I have some data that has come from some monte carlo simulations and basically I want to reduce my initial dataset (quite large) to a smaller one so plotting is easier. The data I want is represented in strings and there can be multiple entries for each simulation, but there is a chance that every string I want may not have been output during that specific simulation. In this case I would like for that to be represented in a column as a '0'.
Basically I would like for the following to happen:
Run_Number Event
1 1 A
2 1 A
3 1 B
4 1 C
5 2 A
6 2 A
7 2 B
8 3 A
Becomes:
Run_Number A_cnt B_cnt C_cnt
1 1 2 1 1
2 2 2 1 0
3 3 1 0 0
I've tried grouping the data by the event type and grabbing the size of each event, but if a certain event never happens then I won't get a value for that event and I will end up with incompatible column lengths.
Here is what I am doing, but it is pretty slow
dataframe_collection = {}
#error is one of 3 cases I'm running
for error in Blue['Error_Profile']:
error_df = Blue.loc[Blue['Error_Profile'] == error]

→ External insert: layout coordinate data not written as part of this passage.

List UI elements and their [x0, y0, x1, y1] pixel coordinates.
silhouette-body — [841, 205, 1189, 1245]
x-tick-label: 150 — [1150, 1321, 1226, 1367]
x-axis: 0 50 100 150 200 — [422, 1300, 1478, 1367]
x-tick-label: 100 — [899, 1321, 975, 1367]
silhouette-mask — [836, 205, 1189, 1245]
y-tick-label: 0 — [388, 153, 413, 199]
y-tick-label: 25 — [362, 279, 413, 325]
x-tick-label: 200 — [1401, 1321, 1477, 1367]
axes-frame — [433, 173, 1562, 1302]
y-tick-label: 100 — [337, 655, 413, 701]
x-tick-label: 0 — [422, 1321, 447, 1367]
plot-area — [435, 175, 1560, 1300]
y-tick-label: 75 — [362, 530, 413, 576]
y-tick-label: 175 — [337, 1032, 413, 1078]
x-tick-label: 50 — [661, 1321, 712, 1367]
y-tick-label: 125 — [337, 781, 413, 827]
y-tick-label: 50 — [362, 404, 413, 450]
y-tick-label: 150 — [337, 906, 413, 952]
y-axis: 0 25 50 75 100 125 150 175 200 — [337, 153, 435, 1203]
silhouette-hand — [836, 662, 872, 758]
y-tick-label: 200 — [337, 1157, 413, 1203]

Blue_foo = error_df.groupby(['Run_Number', 'Event_Type'], as_index=False).size()
Blue_bar = error_df.groupby(['Run_Number', 'Result'], as_index=False).size()

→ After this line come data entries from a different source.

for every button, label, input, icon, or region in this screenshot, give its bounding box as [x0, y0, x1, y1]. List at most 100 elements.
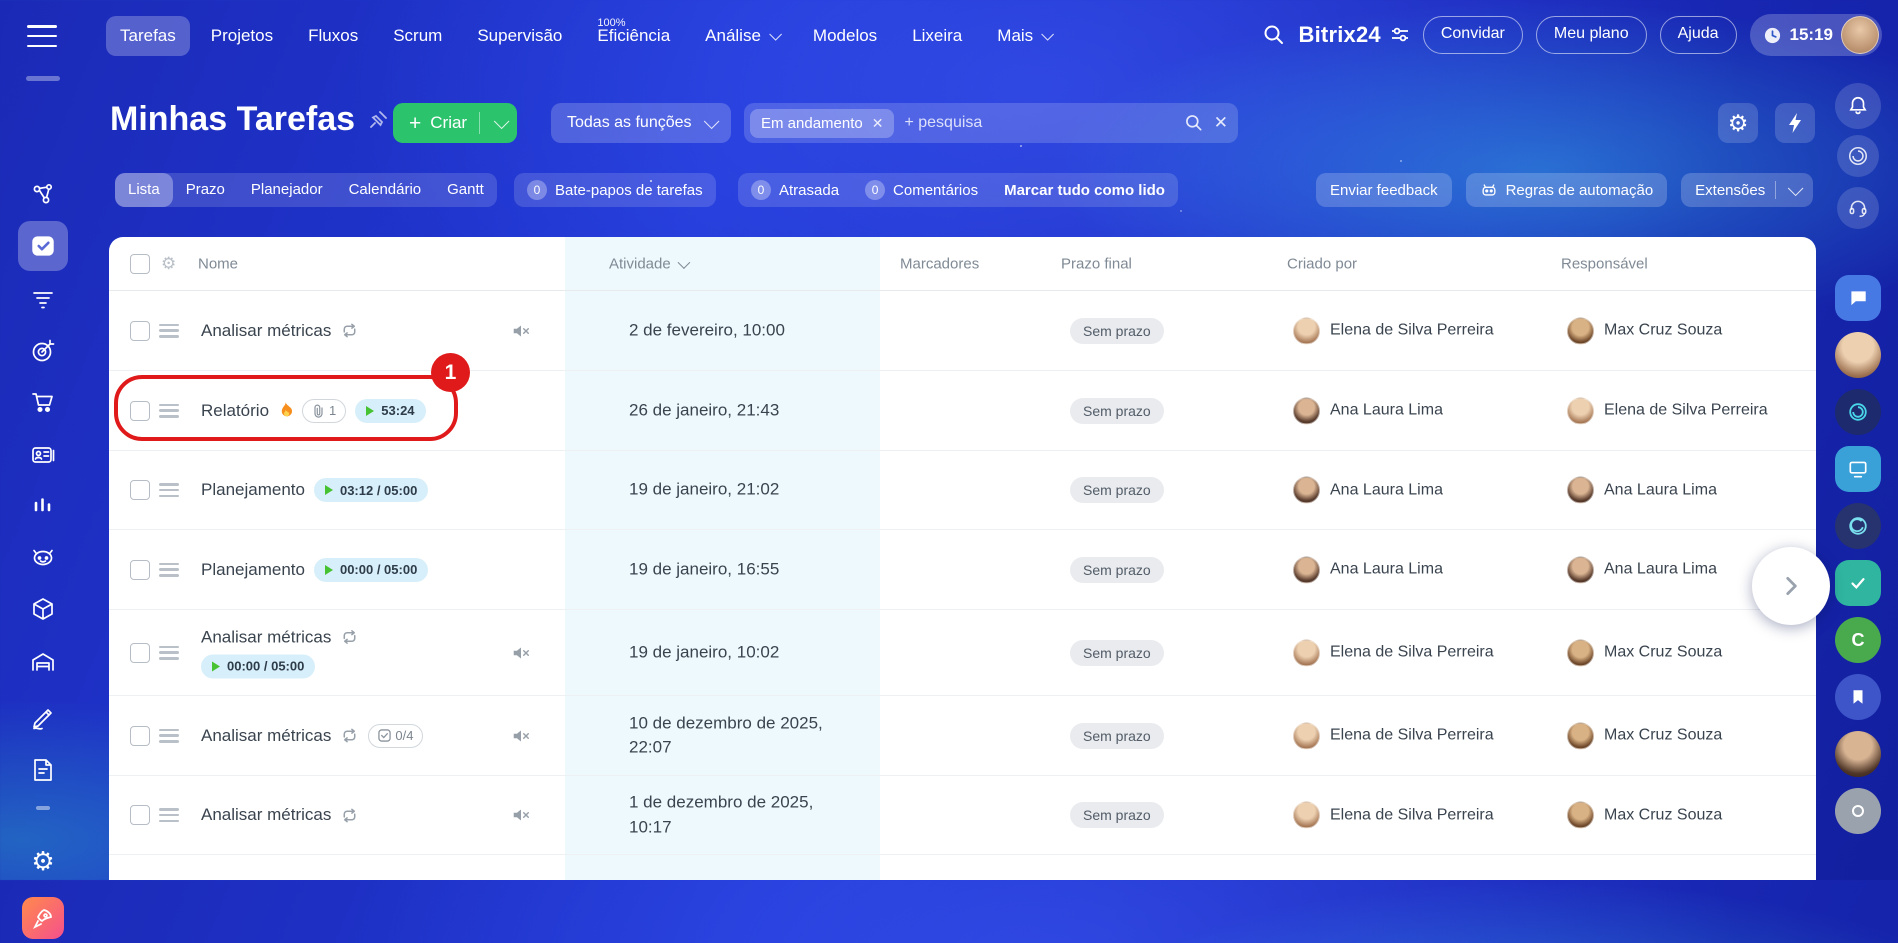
sidebar-item-gear-icon[interactable]: ⚙ — [31, 846, 55, 876]
mute-cell[interactable] — [511, 806, 531, 824]
checklist-badge[interactable]: 0/4 — [368, 723, 424, 748]
search-icon[interactable] — [1184, 113, 1204, 133]
creator-cell[interactable]: Ana Laura Lima — [1293, 556, 1443, 583]
deadline-badge[interactable]: Sem prazo — [1070, 556, 1164, 583]
nav-item-modelos[interactable]: Modelos — [812, 26, 878, 45]
dock-item-c-app-icon[interactable]: C — [1835, 617, 1881, 663]
play-icon[interactable] — [324, 564, 333, 575]
column-header-responsavel[interactable]: Responsável — [1561, 255, 1648, 272]
deadline-badge[interactable]: Sem prazo — [1070, 397, 1164, 424]
responsible-name[interactable]: Max Cruz Souza — [1604, 643, 1723, 661]
responsible-cell[interactable]: Max Cruz Souza — [1567, 722, 1722, 749]
drag-handle-icon[interactable] — [159, 323, 179, 338]
sidebar-item-contact-card-icon[interactable] — [18, 430, 68, 480]
row-checkbox[interactable] — [130, 559, 150, 580]
counter-atrasada[interactable]: 0 Atrasada — [738, 180, 852, 200]
nav-item-analise[interactable]: Análise — [691, 16, 792, 56]
view-tab-calendario[interactable]: Calendário — [348, 181, 422, 198]
clear-search-icon[interactable]: ✕ — [1213, 113, 1228, 132]
responsible-name[interactable]: Ana Laura Lima — [1604, 481, 1717, 498]
sidebar-item-tasks-icon[interactable] — [18, 221, 68, 271]
creator-cell[interactable]: Elena de Silva Perreira — [1293, 722, 1494, 749]
search-filter-bar[interactable]: Em andamento ✕ + pesquisa ✕ — [744, 103, 1238, 143]
responsible-name[interactable]: Elena de Silva Perreira — [1604, 401, 1768, 419]
task-timer[interactable]: 00:00 / 05:00 — [201, 654, 316, 678]
creator-cell[interactable]: Elena de Silva Perreira — [1293, 639, 1494, 666]
counter-comentarios[interactable]: 0 Comentários — [852, 180, 991, 200]
column-header-nome[interactable]: Nome — [198, 255, 239, 272]
row-checkbox[interactable] — [130, 805, 150, 825]
help-button[interactable]: Ajuda — [1659, 16, 1737, 54]
columns-gear-icon[interactable]: ⚙ — [161, 253, 177, 273]
brand-logo[interactable]: Bitrix24 — [1299, 22, 1410, 48]
responsible-name[interactable]: Max Cruz Souza — [1604, 321, 1723, 339]
dock-item-user-avatar[interactable] — [1835, 332, 1881, 378]
row-checkbox[interactable] — [130, 725, 150, 746]
view-tab-gantt[interactable]: Gantt — [447, 181, 484, 198]
invite-button[interactable]: Convidar — [1422, 16, 1523, 54]
nav-item-mais[interactable]: Mais — [983, 16, 1064, 56]
deadline-badge[interactable]: Sem prazo — [1070, 722, 1164, 749]
sidebar-item-copilot-robot-icon[interactable] — [18, 532, 68, 582]
nav-item-tarefas[interactable]: Tarefas — [106, 16, 190, 56]
task-timer[interactable]: 00:00 / 05:00 — [313, 557, 429, 582]
sidebar-item-market-rocket-icon[interactable] — [18, 893, 68, 943]
boost-button[interactable] — [1775, 103, 1815, 143]
mute-cell[interactable] — [511, 727, 531, 745]
nav-item-eficiencia[interactable]: Eficiência 100% — [583, 16, 684, 56]
view-tab-prazo[interactable]: Prazo — [185, 181, 225, 198]
filter-chip-em-andamento[interactable]: Em andamento ✕ — [750, 108, 895, 138]
sidebar-item-sign-pen-icon[interactable] — [18, 693, 68, 743]
row-checkbox[interactable] — [130, 480, 150, 500]
sidebar-item-marketing-target-icon[interactable] — [18, 326, 68, 376]
nav-item-supervisao[interactable]: Supervisão — [477, 26, 563, 45]
deadline-badge[interactable]: Sem prazo — [1070, 802, 1164, 828]
automation-rules-button[interactable]: Regras de automação — [1465, 173, 1668, 207]
view-tab-planejador[interactable]: Planejador — [250, 181, 323, 198]
play-icon[interactable] — [212, 661, 220, 671]
mark-all-read-button[interactable]: Marcar tudo como lido — [1004, 181, 1165, 199]
chevron-down-icon[interactable] — [493, 113, 510, 129]
dock-item-offline-status-icon[interactable] — [1835, 788, 1881, 834]
row-checkbox[interactable] — [130, 320, 150, 341]
worktime-widget[interactable]: 15:19 — [1749, 14, 1882, 56]
deadline-badge[interactable]: Sem prazo — [1070, 639, 1164, 666]
drag-handle-icon[interactable] — [159, 645, 179, 660]
responsible-name[interactable]: Max Cruz Souza — [1604, 806, 1723, 823]
responsible-cell[interactable]: Ana Laura Lima — [1567, 476, 1717, 504]
creator-name[interactable]: Elena de Silva Perreira — [1330, 726, 1494, 744]
creator-cell[interactable]: Ana Laura Lima — [1293, 476, 1443, 504]
task-name-link[interactable]: Analisar métricas — [201, 805, 332, 824]
task-chats-pill[interactable]: 0 Bate-papos de tarefas — [514, 173, 716, 207]
dock-item-swirl-app-icon-2[interactable] — [1835, 503, 1881, 549]
drag-handle-icon[interactable] — [159, 808, 179, 822]
drag-handle-icon[interactable] — [159, 483, 179, 497]
task-timer[interactable]: 03:12 / 05:00 — [313, 478, 429, 502]
deadline-badge[interactable]: Sem prazo — [1070, 317, 1164, 344]
sidebar-item-network-icon[interactable] — [18, 169, 68, 219]
play-icon[interactable] — [324, 485, 333, 495]
create-task-button[interactable]: + Criar — [393, 103, 518, 143]
mute-icon[interactable] — [511, 644, 531, 662]
row-checkbox[interactable] — [130, 400, 150, 421]
column-header-marcadores[interactable]: Marcadores — [900, 255, 980, 272]
role-filter-button[interactable]: Todas as funções — [551, 103, 731, 143]
creator-name[interactable]: Ana Laura Lima — [1330, 481, 1443, 498]
deadline-badge[interactable]: Sem prazo — [1070, 477, 1164, 503]
column-header-prazo-final[interactable]: Prazo final — [1061, 255, 1132, 272]
menu-hamburger-icon[interactable] — [27, 25, 57, 47]
search-input[interactable]: + pesquisa — [904, 114, 983, 131]
pin-icon[interactable] — [367, 109, 389, 131]
creator-cell[interactable]: Elena de Silva Perreira — [1293, 801, 1494, 829]
creator-cell[interactable]: Elena de Silva Perreira — [1293, 317, 1494, 344]
sidebar-item-warehouse-icon[interactable] — [18, 638, 68, 688]
creator-name[interactable]: Elena de Silva Perreira — [1330, 643, 1494, 661]
play-icon[interactable] — [366, 405, 375, 416]
task-timer[interactable]: 53:24 — [355, 398, 426, 423]
sliders-icon[interactable] — [1390, 25, 1410, 45]
settings-button[interactable]: ⚙ — [1718, 103, 1758, 143]
task-name-link[interactable]: Analisar métricas — [201, 627, 332, 646]
sidebar-more-divider[interactable] — [36, 806, 50, 810]
dock-item-user-avatar-2[interactable] — [1835, 731, 1881, 777]
sidebar-handle[interactable] — [26, 76, 60, 81]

nRuns_blue = Blue['Run_Number'].unique()
nEventA_blue = []
nEventB_blue = []
nEventC_blue = []
nEventD_blue = []
for run in nRuns_blue:
eventA= Blue_foo[(Blue_foo['Run_Number'] == run) & (Blue_foo['Event_Type'] == 'A')]

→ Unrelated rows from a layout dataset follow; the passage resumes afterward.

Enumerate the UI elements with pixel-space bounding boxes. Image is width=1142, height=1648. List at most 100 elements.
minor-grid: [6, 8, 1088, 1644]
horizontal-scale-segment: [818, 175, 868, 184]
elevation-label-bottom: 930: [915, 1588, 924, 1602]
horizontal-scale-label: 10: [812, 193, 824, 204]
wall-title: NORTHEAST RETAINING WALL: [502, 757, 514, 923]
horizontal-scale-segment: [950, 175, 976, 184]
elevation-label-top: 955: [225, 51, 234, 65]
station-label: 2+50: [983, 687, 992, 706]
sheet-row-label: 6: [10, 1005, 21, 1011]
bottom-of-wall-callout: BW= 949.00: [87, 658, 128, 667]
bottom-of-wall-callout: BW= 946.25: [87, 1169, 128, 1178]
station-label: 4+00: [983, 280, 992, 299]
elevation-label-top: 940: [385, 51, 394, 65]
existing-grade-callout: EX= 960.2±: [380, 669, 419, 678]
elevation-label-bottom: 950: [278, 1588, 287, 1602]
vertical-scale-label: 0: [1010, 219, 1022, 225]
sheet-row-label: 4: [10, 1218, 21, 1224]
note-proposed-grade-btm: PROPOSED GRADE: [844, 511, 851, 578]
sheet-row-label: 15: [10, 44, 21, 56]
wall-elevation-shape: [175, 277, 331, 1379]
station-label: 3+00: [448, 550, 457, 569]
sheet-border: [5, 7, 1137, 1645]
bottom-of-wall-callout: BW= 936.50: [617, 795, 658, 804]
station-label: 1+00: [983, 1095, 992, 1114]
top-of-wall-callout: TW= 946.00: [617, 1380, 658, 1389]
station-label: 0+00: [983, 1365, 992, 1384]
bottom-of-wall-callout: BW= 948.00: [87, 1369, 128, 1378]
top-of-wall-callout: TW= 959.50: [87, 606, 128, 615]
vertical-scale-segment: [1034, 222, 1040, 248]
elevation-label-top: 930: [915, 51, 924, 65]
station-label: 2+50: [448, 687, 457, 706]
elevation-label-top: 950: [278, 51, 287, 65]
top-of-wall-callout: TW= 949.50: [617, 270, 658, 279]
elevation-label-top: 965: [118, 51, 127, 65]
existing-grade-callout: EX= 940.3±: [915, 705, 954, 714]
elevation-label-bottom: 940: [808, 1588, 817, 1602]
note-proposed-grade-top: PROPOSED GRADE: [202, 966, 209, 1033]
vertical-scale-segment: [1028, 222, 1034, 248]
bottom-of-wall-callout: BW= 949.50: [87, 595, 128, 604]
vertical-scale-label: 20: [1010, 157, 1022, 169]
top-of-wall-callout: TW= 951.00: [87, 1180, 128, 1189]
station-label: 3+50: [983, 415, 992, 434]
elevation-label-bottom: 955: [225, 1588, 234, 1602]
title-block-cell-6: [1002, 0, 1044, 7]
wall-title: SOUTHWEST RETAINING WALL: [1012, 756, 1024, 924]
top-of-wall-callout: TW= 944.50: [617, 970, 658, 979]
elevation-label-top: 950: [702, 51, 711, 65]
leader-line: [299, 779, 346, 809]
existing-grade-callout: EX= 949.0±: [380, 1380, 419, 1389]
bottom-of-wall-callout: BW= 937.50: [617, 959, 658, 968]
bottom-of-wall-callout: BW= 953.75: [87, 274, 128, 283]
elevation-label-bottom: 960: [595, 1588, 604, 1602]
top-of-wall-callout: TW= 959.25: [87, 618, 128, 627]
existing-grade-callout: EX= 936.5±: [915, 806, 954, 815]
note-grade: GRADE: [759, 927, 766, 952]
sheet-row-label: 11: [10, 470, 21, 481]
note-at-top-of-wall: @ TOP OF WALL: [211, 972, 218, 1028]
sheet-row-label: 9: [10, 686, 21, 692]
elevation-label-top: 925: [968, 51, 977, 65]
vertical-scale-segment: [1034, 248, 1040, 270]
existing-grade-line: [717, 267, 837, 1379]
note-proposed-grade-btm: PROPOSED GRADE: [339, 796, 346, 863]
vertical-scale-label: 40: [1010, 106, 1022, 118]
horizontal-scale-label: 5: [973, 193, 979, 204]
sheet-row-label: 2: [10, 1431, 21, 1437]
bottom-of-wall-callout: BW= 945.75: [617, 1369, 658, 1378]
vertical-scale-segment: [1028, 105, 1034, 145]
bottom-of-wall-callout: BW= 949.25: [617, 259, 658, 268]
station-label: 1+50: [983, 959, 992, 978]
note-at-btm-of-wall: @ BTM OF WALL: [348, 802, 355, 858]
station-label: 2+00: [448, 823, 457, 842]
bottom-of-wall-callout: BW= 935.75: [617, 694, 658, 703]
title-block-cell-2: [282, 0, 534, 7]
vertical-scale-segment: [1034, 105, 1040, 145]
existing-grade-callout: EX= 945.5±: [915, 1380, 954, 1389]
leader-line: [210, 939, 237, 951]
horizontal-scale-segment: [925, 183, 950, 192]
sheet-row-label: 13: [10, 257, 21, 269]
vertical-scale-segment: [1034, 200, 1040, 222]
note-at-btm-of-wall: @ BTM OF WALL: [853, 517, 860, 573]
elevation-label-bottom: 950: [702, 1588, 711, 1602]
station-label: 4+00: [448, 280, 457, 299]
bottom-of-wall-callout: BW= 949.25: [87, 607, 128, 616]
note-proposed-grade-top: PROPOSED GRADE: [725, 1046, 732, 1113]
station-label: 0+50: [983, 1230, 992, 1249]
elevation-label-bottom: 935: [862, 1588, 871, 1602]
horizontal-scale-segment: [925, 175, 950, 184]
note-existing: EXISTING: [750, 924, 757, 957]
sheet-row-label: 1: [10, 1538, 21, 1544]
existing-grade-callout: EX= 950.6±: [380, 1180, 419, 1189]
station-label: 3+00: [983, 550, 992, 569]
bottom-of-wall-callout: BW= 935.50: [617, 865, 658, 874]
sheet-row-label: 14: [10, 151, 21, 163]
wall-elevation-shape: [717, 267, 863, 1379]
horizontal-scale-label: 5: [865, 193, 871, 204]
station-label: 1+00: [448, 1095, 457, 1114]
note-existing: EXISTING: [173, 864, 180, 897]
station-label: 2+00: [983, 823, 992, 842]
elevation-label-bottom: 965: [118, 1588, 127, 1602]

eventB= Blue_foo [(Blue_foo ['Run_Number'] == run) & (Blue_foo ['Event_Type'] == 'B')]
eventC= Blue_foo [(Blue_foo ['Run_Number'] == run) & (Blue_foo ['Event_Type'] == 'C')]
eventD= Blue_bar [(Blue_bar ['Run_Number'] == run) & (Blue_bar ['Result'] == 'D')]
nEventA_blue append(0) if eventA.empty else nEventA_blue.append(eventA['size'].item())
nEventB_blue.append(0) if eventB.empty else nEventB_blue .append(eventB['size'].item())
nEventC_blue.append(0) if eventC.empty else nEventC_blue.append(eventC['size'].item())
nEventD_blue.append(0) if eventD.empty else nEventD_blue.append(eventD['size'].item())
data = {'A_cnt': nEventA_blue , 'B_cnt': nEventB_blue , 'C_cnt': nEventC_blue , 'D_cnt': nEventD_blue }
dataframe_collection[error] = pd.DataFrame(data, index=nRuns_blue)